Criticism
Disability studies is not without its critics. It has been suggested that the dominant social model it uses, which developed in the 1970s and served its purpose well through that era, has now been outgrown, and needs major developments. One major area of contention is the frequent exclusion of the personal experience of impairment, cognitive disability, and illness, which is often left out of most discussion in these circles in the name of "focused" academic discourse. Another concern is the ever-present possibility of a drift towards identity politics in the discipline and also within the disability rights movement as a whole. The social model of disability separates physical impairment from social disability, and in its most rigid form does not accept that impairment can cause disability at all. Scholars are increasingly recognizing that the effects of impairment form a central part of many disabled people's experience, and that these effects must be included for the social model to still be a valid reflection of that experience. Slogan "the personal is political" has been particularly influential in these developments.

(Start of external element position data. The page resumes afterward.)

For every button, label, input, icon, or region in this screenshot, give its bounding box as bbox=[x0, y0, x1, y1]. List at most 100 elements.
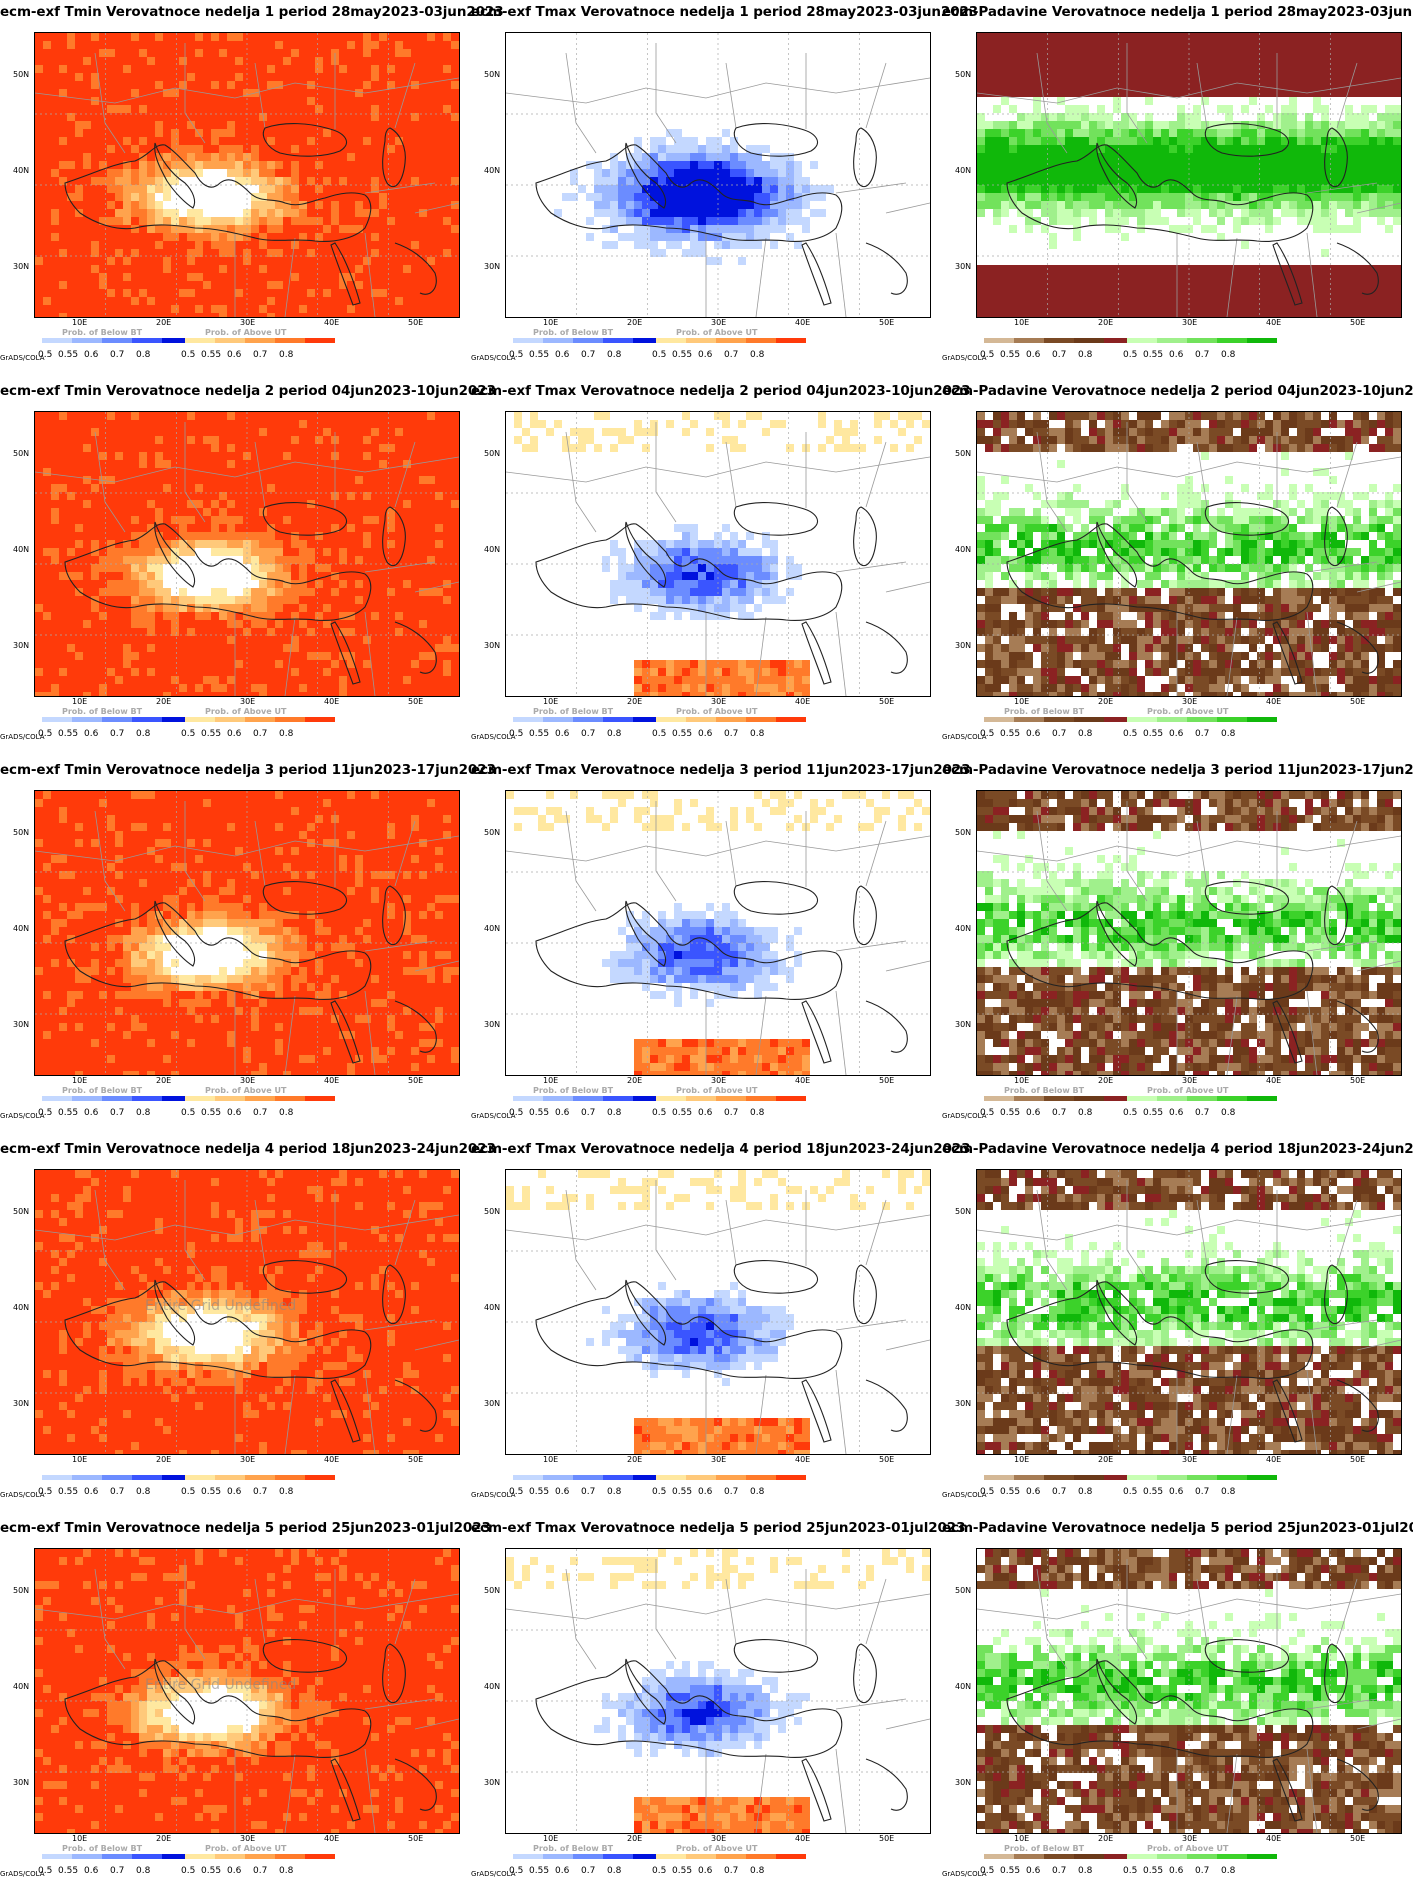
legend-below: Prob. of Below BT 0.5 0.55 0.6 0.7 0.8 bbox=[980, 1086, 1134, 1118]
lon-label: 30E bbox=[711, 697, 727, 706]
legend-tick: 0.8 bbox=[1078, 729, 1093, 739]
grads-credit: GrADS/COLA bbox=[0, 1112, 45, 1120]
lon-label: 40E bbox=[795, 1834, 811, 1843]
legend-tick: 0.55 bbox=[58, 1487, 79, 1497]
lat-label: 50N bbox=[955, 1207, 972, 1216]
legend-above: Prob. of Above UT 0.5 0.55 0.6 0.7 0.8 bbox=[652, 1844, 806, 1876]
legend-tick: 0.55 bbox=[672, 350, 693, 360]
legend-tick: 0.55 bbox=[1000, 729, 1021, 739]
legend-tick: 0.6 bbox=[227, 1108, 242, 1118]
lon-label: 30E bbox=[1182, 1834, 1198, 1843]
legend-title: Prob. of Above UT bbox=[1147, 707, 1229, 716]
legend-ticks: 0.5 0.55 0.6 0.7 0.8 bbox=[181, 729, 305, 739]
legend-tick: 0.8 bbox=[279, 729, 294, 739]
lon-label: 40E bbox=[324, 1455, 340, 1464]
grads-credit: GrADS/COLA bbox=[471, 1870, 516, 1878]
lon-label: 30E bbox=[711, 318, 727, 327]
lon-label: 10E bbox=[1014, 1455, 1030, 1464]
lat-label: 30N bbox=[484, 641, 501, 650]
lat-label: 50N bbox=[484, 70, 501, 79]
legend-tick: 0.6 bbox=[84, 1108, 99, 1118]
lon-label: 30E bbox=[1182, 697, 1198, 706]
lat-label: 30N bbox=[13, 641, 30, 650]
legend-tick: 0.7 bbox=[1195, 729, 1210, 739]
lon-label: 20E bbox=[156, 318, 172, 327]
legend-tick: 0.7 bbox=[110, 729, 125, 739]
legend-title: Prob. of Below BT bbox=[1004, 1844, 1085, 1853]
lon-label: 20E bbox=[627, 1834, 643, 1843]
grads-credit: GrADS/COLA bbox=[471, 1491, 516, 1499]
lon-label: 30E bbox=[711, 1834, 727, 1843]
lon-label: 30E bbox=[1182, 1076, 1198, 1085]
lat-label: 30N bbox=[955, 1778, 972, 1787]
legend-tick: 0.8 bbox=[750, 1866, 765, 1876]
legend-ticks: 0.5 0.55 0.6 0.7 0.8 bbox=[652, 1108, 776, 1118]
legend-tick: 0.8 bbox=[279, 1108, 294, 1118]
legend-tick: 0.5 bbox=[1123, 1108, 1138, 1118]
legend-tick: 0.5 bbox=[1123, 729, 1138, 739]
map-panel: ecm-Padavine Verovatnoce nedelja 1 perio… bbox=[942, 0, 1413, 379]
lon-label: 40E bbox=[1266, 1834, 1282, 1843]
legend-tick: 0.6 bbox=[84, 350, 99, 360]
legend-tick: 0.8 bbox=[1078, 1108, 1093, 1118]
lon-label: 20E bbox=[156, 1834, 172, 1843]
legend-tick: 0.55 bbox=[58, 350, 79, 360]
lon-label: 20E bbox=[156, 1076, 172, 1085]
legend-below: Prob. of Below BT 0.5 0.55 0.6 0.7 0.8 bbox=[980, 707, 1134, 739]
legend-tick: 0.8 bbox=[1078, 1487, 1093, 1497]
legend-tick: 0.8 bbox=[607, 1487, 622, 1497]
panel-title: ecm-exf Tmin Verovatnoce nedelja 3 perio… bbox=[0, 762, 496, 778]
legend-tick: 0.55 bbox=[1143, 1866, 1164, 1876]
lon-label: 10E bbox=[72, 1455, 88, 1464]
legend-colorbar bbox=[1127, 1854, 1277, 1859]
legend-title: Prob. of Below BT bbox=[1004, 1086, 1085, 1095]
legend-ticks: 0.5 0.55 0.6 0.7 0.8 bbox=[980, 1487, 1104, 1497]
grads-credit: GrADS/COLA bbox=[471, 354, 516, 362]
lat-label: 50N bbox=[13, 1207, 30, 1216]
legend: GrADS/COLA Prob. of Below BT 0.5 0.55 0.6 0.7… bbox=[942, 1084, 1413, 1136]
grads-credit: GrADS/COLA bbox=[0, 733, 45, 741]
legend-colorbar bbox=[185, 717, 335, 722]
legend-colorbar bbox=[1127, 717, 1277, 722]
legend-above: Prob. of Above UT 0.5 0.55 0.6 0.7 0.8 bbox=[1123, 707, 1277, 739]
legend-tick: 0.5 bbox=[181, 1108, 196, 1118]
legend-tick: 0.6 bbox=[227, 1866, 242, 1876]
legend-tick: 0.8 bbox=[750, 350, 765, 360]
lat-label: 50N bbox=[955, 1586, 972, 1595]
legend-ticks: 0.5 0.55 0.6 0.7 0.8 bbox=[181, 1108, 305, 1118]
legend-title: Prob. of Below BT bbox=[62, 328, 143, 337]
legend-tick: 0.55 bbox=[672, 1108, 693, 1118]
legend-colorbar bbox=[656, 338, 806, 343]
legend-tick: 0.5 bbox=[980, 729, 995, 739]
legend-tick: 0.8 bbox=[607, 729, 622, 739]
legend-tick: 0.5 bbox=[181, 1487, 196, 1497]
grads-credit: GrADS/COLA bbox=[942, 1870, 987, 1878]
legend-title: Prob. of Above UT bbox=[205, 1844, 287, 1853]
legend-colorbar bbox=[42, 338, 192, 343]
panel-title: ecm-exf Tmax Verovatnoce nedelja 3 perio… bbox=[471, 762, 971, 778]
legend-colorbar bbox=[1127, 1096, 1277, 1101]
lat-label: 50N bbox=[484, 1207, 501, 1216]
legend-tick: 0.7 bbox=[1195, 1108, 1210, 1118]
lon-label: 10E bbox=[543, 1455, 559, 1464]
legend-tick: 0.6 bbox=[698, 1108, 713, 1118]
legend-tick: 0.6 bbox=[84, 1487, 99, 1497]
legend-above: Prob. of Above UT 0.5 0.55 0.6 0.7 0.8 bbox=[652, 328, 806, 360]
legend-ticks: 0.5 0.55 0.6 0.7 0.8 bbox=[1123, 729, 1247, 739]
legend: GrADS/COLA Prob. of Below BT 0.5 0.55 0.6 0.7… bbox=[942, 705, 1413, 757]
lat-label: 40N bbox=[955, 1682, 972, 1691]
panel-title: ecm-exf Tmin Verovatnoce nedelja 2 perio… bbox=[0, 383, 496, 399]
legend-tick: 0.55 bbox=[201, 350, 222, 360]
legend-tick: 0.8 bbox=[1221, 729, 1236, 739]
legend-tick: 0.5 bbox=[509, 350, 524, 360]
panel-title: ecm-Padavine Verovatnoce nedelja 2 perio… bbox=[942, 383, 1413, 399]
legend-tick: 0.6 bbox=[1026, 729, 1041, 739]
legend-below: Prob. of Below BT 0.5 0.55 0.6 0.7 0.8 bbox=[980, 1844, 1134, 1876]
lat-label: 50N bbox=[484, 1586, 501, 1595]
legend-ticks: 0.5 0.55 0.6 0.7 0.8 bbox=[980, 1108, 1104, 1118]
probability-map bbox=[976, 411, 1402, 697]
lon-label: 50E bbox=[408, 318, 424, 327]
lat-label: 50N bbox=[13, 449, 30, 458]
lon-label: 20E bbox=[627, 318, 643, 327]
legend-colorbar bbox=[984, 717, 1134, 722]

Disability studies has also been criticised for its failure to engage with other forms of sociopolitical oppression, such as racism, sexism or homophobia, both as they may apply to disabled people in these oppressed groups, and also in disability studies' ability (or lack thereof) to "unite" with these other movements in common struggle. As a relatively new discipline, critics allege disability studies seems to have made very little progress in this area, in spite of new published writings which deal with these very topics.. In 2009 Fiona Kumari Campbell published "Contours of Ableism: The Production of Disability and Abledness", signalling a new direction of research - studies in ableism, moving beyond preoccupations with disability to explore the maintenance of abledness in sexed, raced and modified bodies.